Wie man die Gefahr besser beschreiben kann, zeigt das Positionspapier der DGP: Da steht eine andere, deutlich stichfestere Größe, die Zahl der verlorenen Lebensjahre der Bevölkerung, die als viel aussagekräftiger gilt als eine Hochrechnung zur Zahl der Toten. Sie verweist auf eine geringere Lebensqualität und auf das erhöhte Risiko für empfindliche Bevölkerungsgruppen wie atemwegskranke Patienten, solche mit koronaren Herzerkrankungen, Kinder und Schwangere.

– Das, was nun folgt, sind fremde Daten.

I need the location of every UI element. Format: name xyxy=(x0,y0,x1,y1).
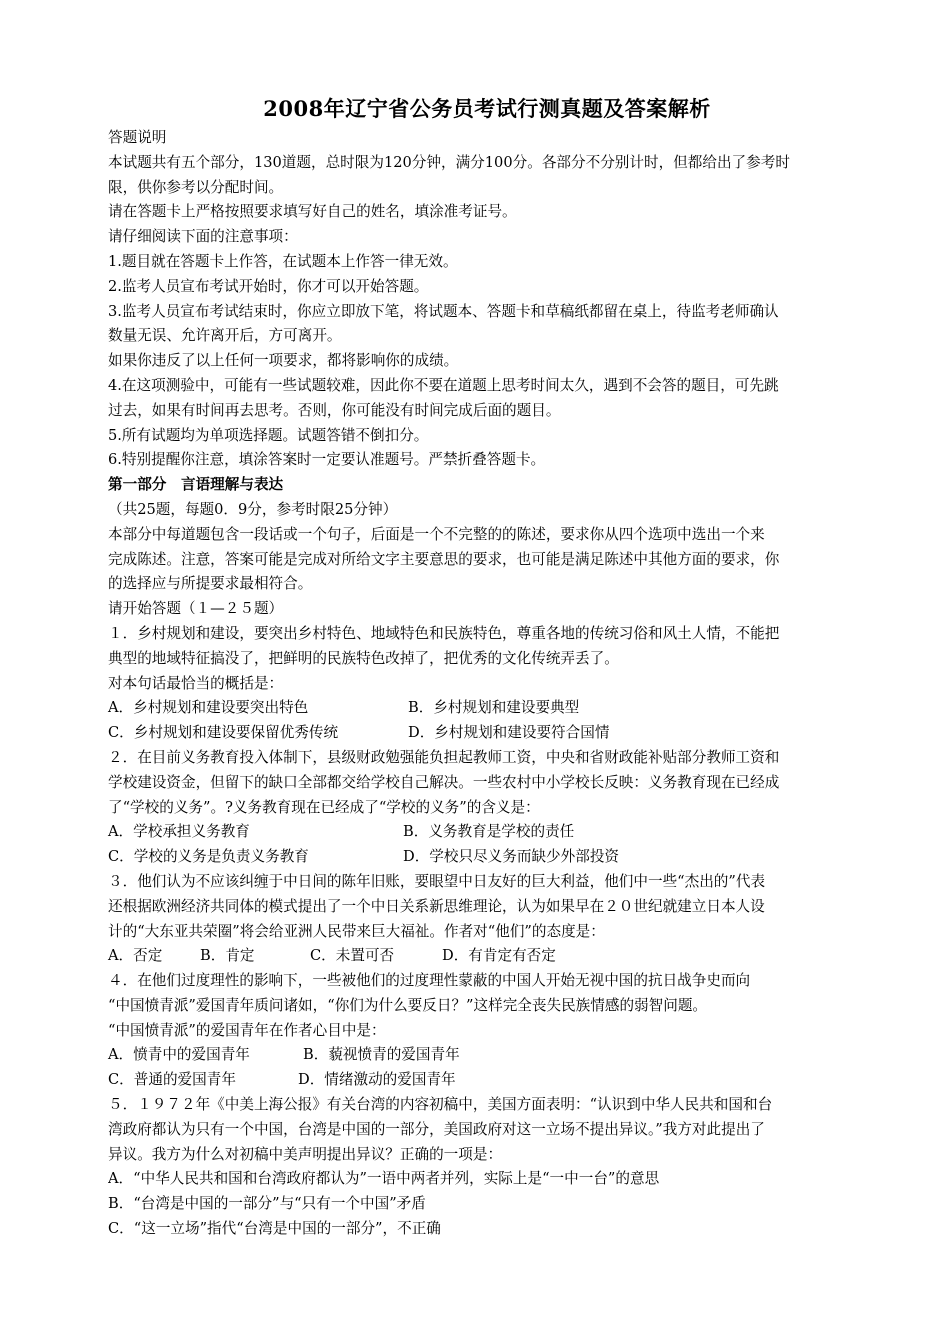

»Gesundheitsschädliche Effekte von Luftschadstoffen sind sowohl in der Allgemeinbevölkerung als auch bei Patienten mit verschiedenen Grunderkrankungen gut untersucht und belegt«, heißt es dazu in der Stellungnahme der DGP. Und: »Gesundheitliche Folgen können sowohl akut nach kurzfristigen Erhöhungen der Luftschadstoffkonzentration auftreten, wie sie zum Beispiel von Tag zu Tag zu beobachten sind, als auch infolge einer langfristig erhöhten Luftschadstoffbelastung.«

Auch ohne Köhlers medienträchtige Aussagen war die DGP bei der Formulierung des Positionspapiers schon sicher, dass die Debatte um Grenzwerte uns noch lange beschäftigen wird. »Bisher gibt es keine eindeutigen Hinweise auf Schwellenwerte von Schadstoffkonzentrationen, unterhalb derer keine Gesundheitseffekte zu erwarten sind«, heißt es dort. Sprich: Hier gibt es noch viel zu erforschen. Gemeint war damit aber wohl eher die Möglichkeit, dass die Grenzwerte sogar noch strenger werden könnten und man die Mechanismen besser verstehen will – jedenfalls nicht das, was Dieter Köhler der Republik verkünden will.

In einer früheren Version des Textes wurde die Deutsche Gesellschaft für Pneumologie und Beatmungsmedizin mit »DPG« abgekürzt. Richtig ist die Abkürzung »DGP«. Wir bitten den Fehler zu entschuldigen.